Changelog Terality #5: Improved performance on small datasets

January 31, 2022
Terality team
Terality team

Highlight: Improved performance on small datasets

Terality currently performs network calls to our engine when running any pandas function. This is true even on small datasets (about one gigabyte or less), where the actual computation time is low compared to the overhead of delegating calls to the engine.
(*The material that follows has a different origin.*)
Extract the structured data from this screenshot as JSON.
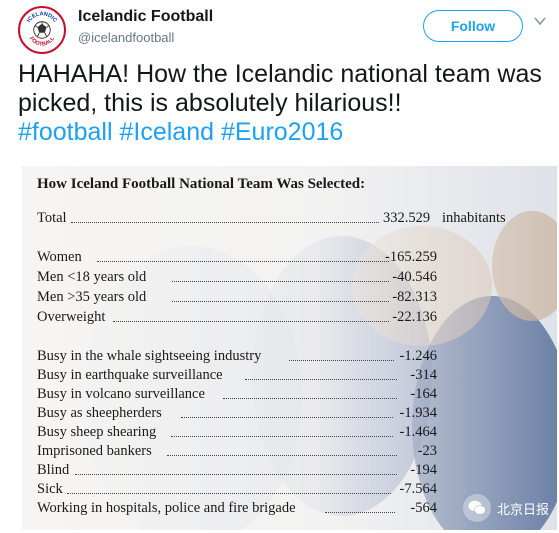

In order to make Terality feel snappy even on small datasets, we investigated ways to reduce the engine overhead.

In the end, we were able to cut around 30% of the execution time when executing functions on small datasets.

This is the result of a series of internal optimizations in our parallelized engine, especially by using a more efficient way of communication between our engine and our internal storage system.  

Expect even more improvements in the future!


  • Added support for several groupby methods: filter, head, tail, nth.
  • Added a progress bar on local file imports with an upload time estimation.

Improvement & fixes

  • `from_pandas` now correctly supports non-str index names.
  • Added support for `”xlswriter”` in `DataFrame.to_excel`.
  • Added support for the `columns` argument in `read_parquet`.
  • Fixed a bug in `Series.is_unique` and `Index.is_unique` when they contain NaN values.
  • Added support for the `indicator` argument in `merge`.
  • groupby.agg now supports user defined functions.
  • read_csv now supports the `delim_whitespace` parameter.
  • read_parquet now supports columns of booleans with NA.
  • Clearer errors when calling a pandas method with incorrect types.
  • You can now view your past invoices and update your payment information directly on
  • Fixed two potential sources of Internal Server Errors in rare situations.
  • Reduced verbose caching logs on trivial methods.
  • Fixed an issue when exporting to a file in the current working directory.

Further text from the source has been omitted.